As Hitchcock’s “The Birds” celebrates its 60th anniversary this month, actress Veronica Cartwright reveals an astonishing secret about one of the film’s most famous scenes.

60 years ago, Alfred Hitchcock terrorized the entire world with feathers, beaks and claws by unleashing his terrifying Birds on Hollywood. Inspired by a short story by Daphné du Maurier, but also by a surprising news item that occurred in real life, this legendary horror film recounted the violent and mysterious attacks of birds on the inhabitants of San Francisco.
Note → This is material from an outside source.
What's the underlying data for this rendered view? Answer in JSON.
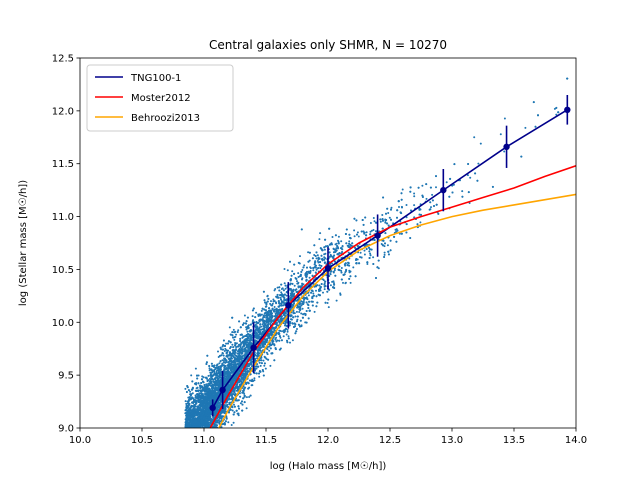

For the anniversary of this essential film, the actress Veronica Cartwright who played Cathy, Tippi Hedren’s little sister, spoke of her memories of filming in a book by Patrick Loubatière, dedicated to the 110 actresses who counted in Hitchcock’s career.

In the preface to the book that she herself signed, Cartwright confides in her meeting with the master of suspense and her discussions with the latter, particularly concerning the tricks used on the set to give the famous birds this impression of mass and threat.
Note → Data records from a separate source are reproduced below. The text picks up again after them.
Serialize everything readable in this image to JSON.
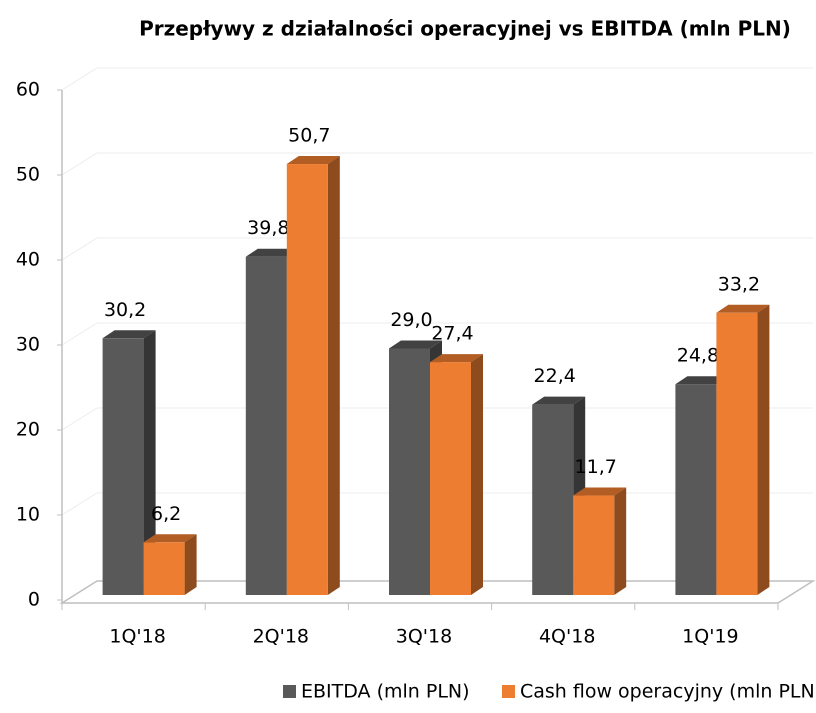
{
  "chart_data": {
    "type": "bar3d",
    "title": "Przepływy z działalności operacyjnej vs EBITDA (mln PLN)",
    "categories": [
      "1Q'18",
      "2Q'18",
      "3Q'18",
      "4Q'18",
      "1Q'19"
    ],
    "series": [
      {
        "name": "EBITDA (mln PLN)",
        "color": "#595959",
        "values": [
          30.2,
          39.8,
          29.0,
          22.4,
          24.8
        ],
        "value_labels": [
          "30,2",
          "39,8",
          "29,0",
          "22,4",
          "24,8"
        ]
      },
      {
        "name": "Cash flow operacyjny (mln PLN)",
        "color": "#ed7d31",
        "values": [
          6.2,
          50.7,
          27.4,
          11.7,
          33.2
        ],
        "value_labels": [
          "6,2",
          "50,7",
          "27,4",
          "11,7",
          "33,2"
        ]
      }
    ],
    "ylim": [
      0,
      60
    ],
    "yticks": [
      0,
      10,
      20,
      30,
      40,
      50,
      60
    ],
    "grid": true,
    "legend": "bottom"
  }
}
The famous actress, now aged 74 (and who we could also see in Alien or L’Etoffe des Héros subsequently), thus returned to one of the most emblematic sequences of the film: that in which we can see Tippi Hedren sitting on a public bench, behind a children’s climbing frame, in a schoolyard.

While the voices of schoolchildren echo in the distance and the young woman smokes a cigarette, a first crow comes nonchalantly to land on the metal structure, soon joined by a second, then a third bird. When Melanie turns around, a few seconds later, the construction is entirely covered with birds, which provokes a real feeling of surprise and anxiety in the protagonist and in the viewer.

Universal Pictures

However, as Veronica Cartwright reveals in the preface to the work signed by Patrick Loubatière, Hitchcock used a very simple trick to develop this plan, trusting in the magic of cinema to lure his audience:

(…) The birds in the school chicken coop weren’t all real.”remembers the actress.

“A number of them were cardboard cutouts. So I asked [à Hitchcock] : ‘But won’t people notice?’ He replied: ‘When the eyes follow movement, they imagine that everything is alive.’ Well, to this day, when I look at this scene and think I’ve spotted a fake bird, it suddenly starts moving.”